How to boost your retirement savings 

General rules of thumb suggest that you should aim to save about 12%–15% of your annual salary each year as soon as you start working and have the means to save. But any amount you’re able to save will make a difference. And experts say that pumping the breaks altogether on saving for retirement may provide some short-term relief to tight cash flow, but it will cost you in the long run. 

“The problem is that the current benefit of reducing retirement saving will always be more attractive, as it enables you to better deal with the present impact of inflation,” says Clint McCalla, a certified financial planner and senior wealth advisor at LourdMurray in San Diego, CA. “You don’t yet feel the future impact of insufficient retirement savings, but it is important to think about what retirement will look like if you have not saved enough.”

One result of not saving adequately, McCalla says, is that retirement may not be an option if you want to maintain your standard of living. “That could mean less time with those that you care about, including family and friends,” he explains. “More than anything, it is the risk of not being able to do what you want to do, when you want to do it.” 

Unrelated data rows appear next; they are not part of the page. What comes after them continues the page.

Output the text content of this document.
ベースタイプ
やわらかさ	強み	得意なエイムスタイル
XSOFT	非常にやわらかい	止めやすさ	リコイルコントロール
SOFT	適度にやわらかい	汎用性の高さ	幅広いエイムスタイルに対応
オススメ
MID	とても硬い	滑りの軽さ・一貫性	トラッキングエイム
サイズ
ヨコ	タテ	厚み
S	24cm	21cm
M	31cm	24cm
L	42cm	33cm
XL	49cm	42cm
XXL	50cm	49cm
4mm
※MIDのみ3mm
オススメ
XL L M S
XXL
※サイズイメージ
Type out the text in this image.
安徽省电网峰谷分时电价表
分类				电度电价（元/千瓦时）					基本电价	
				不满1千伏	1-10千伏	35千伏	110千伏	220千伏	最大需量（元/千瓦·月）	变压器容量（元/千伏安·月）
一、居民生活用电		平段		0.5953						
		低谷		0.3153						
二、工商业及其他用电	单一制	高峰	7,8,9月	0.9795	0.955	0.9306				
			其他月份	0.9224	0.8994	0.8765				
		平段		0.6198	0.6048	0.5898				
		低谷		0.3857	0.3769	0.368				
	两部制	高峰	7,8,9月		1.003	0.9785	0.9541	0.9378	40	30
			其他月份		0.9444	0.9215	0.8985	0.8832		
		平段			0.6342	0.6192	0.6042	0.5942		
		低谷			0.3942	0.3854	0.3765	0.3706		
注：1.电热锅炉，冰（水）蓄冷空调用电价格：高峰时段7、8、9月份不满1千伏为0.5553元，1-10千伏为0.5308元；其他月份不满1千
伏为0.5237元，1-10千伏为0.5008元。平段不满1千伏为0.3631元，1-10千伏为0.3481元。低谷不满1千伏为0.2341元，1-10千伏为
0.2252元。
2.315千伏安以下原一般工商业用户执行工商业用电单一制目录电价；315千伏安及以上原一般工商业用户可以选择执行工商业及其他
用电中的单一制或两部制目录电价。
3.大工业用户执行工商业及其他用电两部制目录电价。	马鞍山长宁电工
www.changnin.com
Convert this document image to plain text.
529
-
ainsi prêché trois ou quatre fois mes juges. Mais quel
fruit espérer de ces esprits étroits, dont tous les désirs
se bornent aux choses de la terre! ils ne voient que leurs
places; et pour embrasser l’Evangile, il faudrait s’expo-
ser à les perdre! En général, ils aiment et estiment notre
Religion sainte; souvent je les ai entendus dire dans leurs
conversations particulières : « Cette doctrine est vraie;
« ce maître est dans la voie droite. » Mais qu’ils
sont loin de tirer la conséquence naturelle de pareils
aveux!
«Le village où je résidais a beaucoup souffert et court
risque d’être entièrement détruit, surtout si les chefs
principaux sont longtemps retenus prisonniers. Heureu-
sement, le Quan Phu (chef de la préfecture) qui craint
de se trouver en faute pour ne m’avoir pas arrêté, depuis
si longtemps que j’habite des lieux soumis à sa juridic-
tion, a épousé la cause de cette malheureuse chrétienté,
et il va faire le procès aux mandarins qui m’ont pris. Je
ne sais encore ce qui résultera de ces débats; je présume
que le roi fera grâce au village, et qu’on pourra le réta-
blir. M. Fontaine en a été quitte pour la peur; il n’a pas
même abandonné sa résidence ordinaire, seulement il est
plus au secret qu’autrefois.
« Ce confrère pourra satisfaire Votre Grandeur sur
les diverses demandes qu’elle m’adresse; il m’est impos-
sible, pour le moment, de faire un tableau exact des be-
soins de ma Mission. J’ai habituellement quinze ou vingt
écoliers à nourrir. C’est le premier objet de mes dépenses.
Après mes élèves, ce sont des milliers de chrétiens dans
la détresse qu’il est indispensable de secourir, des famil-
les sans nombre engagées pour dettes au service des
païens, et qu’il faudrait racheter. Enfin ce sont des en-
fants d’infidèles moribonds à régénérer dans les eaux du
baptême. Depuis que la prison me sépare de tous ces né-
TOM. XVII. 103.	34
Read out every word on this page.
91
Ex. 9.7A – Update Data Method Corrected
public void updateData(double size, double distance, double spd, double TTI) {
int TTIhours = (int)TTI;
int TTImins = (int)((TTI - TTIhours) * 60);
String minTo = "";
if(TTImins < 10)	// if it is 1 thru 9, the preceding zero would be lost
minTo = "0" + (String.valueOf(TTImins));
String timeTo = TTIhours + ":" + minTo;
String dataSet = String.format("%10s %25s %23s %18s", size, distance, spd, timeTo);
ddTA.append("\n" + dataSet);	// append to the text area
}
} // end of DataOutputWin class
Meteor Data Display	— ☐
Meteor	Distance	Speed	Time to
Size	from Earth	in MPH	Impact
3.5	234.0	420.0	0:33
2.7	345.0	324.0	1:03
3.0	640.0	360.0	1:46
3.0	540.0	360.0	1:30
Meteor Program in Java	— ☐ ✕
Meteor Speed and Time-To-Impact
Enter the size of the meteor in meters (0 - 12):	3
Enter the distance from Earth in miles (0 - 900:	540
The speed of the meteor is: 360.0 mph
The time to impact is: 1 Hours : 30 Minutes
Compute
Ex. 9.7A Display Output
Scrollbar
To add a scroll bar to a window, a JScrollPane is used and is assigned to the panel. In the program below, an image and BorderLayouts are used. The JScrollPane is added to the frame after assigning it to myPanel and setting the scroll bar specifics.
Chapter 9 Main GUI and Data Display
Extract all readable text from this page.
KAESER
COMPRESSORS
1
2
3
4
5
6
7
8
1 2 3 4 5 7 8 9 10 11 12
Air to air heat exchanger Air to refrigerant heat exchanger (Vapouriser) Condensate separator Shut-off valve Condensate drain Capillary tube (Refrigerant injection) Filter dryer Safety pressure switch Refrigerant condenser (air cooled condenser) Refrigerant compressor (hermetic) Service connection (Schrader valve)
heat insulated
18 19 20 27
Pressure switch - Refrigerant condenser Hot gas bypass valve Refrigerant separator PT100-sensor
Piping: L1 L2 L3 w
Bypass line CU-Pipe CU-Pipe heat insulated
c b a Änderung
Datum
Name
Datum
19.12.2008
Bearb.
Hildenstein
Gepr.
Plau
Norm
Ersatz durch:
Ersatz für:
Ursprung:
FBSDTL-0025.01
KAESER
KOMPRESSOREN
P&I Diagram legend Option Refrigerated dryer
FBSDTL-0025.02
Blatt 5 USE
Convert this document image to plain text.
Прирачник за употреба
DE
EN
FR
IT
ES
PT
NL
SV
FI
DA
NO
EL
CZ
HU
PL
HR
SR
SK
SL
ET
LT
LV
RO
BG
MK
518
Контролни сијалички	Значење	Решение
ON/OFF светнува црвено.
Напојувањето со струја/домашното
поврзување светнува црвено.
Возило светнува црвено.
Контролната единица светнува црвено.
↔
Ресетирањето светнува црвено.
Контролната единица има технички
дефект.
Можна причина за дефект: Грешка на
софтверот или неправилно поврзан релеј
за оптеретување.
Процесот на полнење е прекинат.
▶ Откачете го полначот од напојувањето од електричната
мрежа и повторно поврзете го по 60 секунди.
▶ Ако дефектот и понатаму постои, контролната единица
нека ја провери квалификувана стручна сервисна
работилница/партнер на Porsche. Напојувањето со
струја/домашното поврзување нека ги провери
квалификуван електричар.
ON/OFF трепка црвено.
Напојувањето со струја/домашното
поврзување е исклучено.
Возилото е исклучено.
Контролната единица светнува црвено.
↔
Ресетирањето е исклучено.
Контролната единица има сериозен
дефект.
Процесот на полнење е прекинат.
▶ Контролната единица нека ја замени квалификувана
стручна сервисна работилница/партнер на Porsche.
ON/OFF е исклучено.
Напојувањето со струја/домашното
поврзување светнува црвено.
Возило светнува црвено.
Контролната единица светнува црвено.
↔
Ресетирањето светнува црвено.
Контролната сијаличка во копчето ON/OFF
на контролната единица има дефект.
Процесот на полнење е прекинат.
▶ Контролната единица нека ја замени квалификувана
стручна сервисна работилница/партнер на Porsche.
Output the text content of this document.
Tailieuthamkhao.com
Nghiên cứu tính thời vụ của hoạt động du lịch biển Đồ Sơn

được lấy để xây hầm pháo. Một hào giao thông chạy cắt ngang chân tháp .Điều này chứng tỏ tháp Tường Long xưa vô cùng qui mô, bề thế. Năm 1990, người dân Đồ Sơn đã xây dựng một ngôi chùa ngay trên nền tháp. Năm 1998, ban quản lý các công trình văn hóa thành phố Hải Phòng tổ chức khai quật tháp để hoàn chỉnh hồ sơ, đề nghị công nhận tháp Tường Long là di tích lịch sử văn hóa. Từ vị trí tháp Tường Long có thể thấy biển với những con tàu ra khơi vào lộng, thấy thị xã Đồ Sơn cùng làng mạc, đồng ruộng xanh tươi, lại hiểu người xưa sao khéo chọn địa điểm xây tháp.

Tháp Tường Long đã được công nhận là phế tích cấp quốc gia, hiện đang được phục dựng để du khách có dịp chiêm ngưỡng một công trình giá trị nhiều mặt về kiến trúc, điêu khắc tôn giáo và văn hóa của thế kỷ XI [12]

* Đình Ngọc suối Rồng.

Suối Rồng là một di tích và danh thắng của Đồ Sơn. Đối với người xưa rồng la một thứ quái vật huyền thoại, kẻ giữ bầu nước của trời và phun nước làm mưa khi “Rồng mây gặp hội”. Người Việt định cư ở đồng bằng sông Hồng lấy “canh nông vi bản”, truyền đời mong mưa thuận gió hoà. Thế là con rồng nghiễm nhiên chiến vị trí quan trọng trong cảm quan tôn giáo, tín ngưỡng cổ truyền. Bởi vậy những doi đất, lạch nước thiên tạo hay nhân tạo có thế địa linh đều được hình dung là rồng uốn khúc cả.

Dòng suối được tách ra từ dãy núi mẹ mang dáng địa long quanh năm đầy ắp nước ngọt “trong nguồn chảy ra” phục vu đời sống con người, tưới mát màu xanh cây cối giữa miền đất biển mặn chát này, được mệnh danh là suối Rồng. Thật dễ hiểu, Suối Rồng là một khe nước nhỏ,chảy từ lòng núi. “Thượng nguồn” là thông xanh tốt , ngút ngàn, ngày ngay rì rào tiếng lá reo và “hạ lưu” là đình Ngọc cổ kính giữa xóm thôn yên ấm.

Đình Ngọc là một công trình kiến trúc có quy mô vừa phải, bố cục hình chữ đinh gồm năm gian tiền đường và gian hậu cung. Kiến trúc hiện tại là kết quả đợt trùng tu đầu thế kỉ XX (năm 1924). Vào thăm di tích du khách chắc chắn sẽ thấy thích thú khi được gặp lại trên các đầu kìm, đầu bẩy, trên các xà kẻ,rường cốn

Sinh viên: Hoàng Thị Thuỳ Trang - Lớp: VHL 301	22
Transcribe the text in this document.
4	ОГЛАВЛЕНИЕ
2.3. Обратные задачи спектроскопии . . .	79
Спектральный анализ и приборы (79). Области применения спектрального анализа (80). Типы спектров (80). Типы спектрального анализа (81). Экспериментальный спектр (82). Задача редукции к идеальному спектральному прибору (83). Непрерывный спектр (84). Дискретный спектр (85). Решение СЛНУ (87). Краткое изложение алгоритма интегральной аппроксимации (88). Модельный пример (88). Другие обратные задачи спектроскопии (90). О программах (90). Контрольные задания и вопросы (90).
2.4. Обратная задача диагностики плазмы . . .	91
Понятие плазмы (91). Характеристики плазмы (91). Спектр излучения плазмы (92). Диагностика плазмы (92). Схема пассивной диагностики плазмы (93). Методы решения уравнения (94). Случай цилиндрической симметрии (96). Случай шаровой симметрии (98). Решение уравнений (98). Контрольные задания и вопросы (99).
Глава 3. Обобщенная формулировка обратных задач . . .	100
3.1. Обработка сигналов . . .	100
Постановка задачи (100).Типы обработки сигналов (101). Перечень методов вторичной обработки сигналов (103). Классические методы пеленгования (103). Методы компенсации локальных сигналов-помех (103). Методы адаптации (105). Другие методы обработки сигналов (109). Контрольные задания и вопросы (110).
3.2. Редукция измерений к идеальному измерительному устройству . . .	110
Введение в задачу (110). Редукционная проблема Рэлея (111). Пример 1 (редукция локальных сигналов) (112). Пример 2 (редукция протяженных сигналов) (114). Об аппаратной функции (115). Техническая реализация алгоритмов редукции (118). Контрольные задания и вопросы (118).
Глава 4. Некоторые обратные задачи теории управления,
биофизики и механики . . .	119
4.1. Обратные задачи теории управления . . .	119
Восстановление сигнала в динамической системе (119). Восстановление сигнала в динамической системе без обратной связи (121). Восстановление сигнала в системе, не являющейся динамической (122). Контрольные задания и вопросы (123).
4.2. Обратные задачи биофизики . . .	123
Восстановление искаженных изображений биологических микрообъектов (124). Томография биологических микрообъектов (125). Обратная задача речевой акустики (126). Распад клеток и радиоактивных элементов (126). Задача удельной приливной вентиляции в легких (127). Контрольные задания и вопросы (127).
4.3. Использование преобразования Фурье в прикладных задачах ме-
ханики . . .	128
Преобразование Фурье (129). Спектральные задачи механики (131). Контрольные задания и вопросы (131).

The good news: there are ways to grow your retirement savings, even with costs on the rise

  1. Ask for a raise. If you haven’t been given a raise in a while, it could be time to chat with your boss. “Many companies have not provided cost of living increases in line with broader inflation,” says McCalla. “Don’t be afraid to ask for a raise—the worst thing they can say is no.” He explains that you should make your case, be respectful, and consider your options if the outcome isn’t what you had hoped, including looking for other job opportunities. 
  2. Take advantage of employer contributions. Many employers offer a match your retirement contributions, usually up to a certain percentage. So even if you aren’t in a position to contribute a significant percentage of your income toward your retirement account, contributing enough to take advantage of a match could help you boost your savings. 
  3. Look for opportunities to reduce your most expensive monthly expenses. This will look different for everyone, but reviewing your biggest monthly expenses and finding ways to trim them down could help free up some monthly income to put toward your retirement account. For example, you could downsize to a more affordable vehicle with a smaller monthly payment, or negotiate lower rates with your service providers. 

The takeaway 

Saving for retirement is a goal you’ll be working toward for the majority of your adult life. And while it’s okay to adjust your savings as your circumstances change, reducing the amount you’re saving for an extended amount of time, or pausing your contributions altogether, will only make it harder to get by in the future. So prioritize your retirement savings today, even if that means making some (temporary) sacrifices.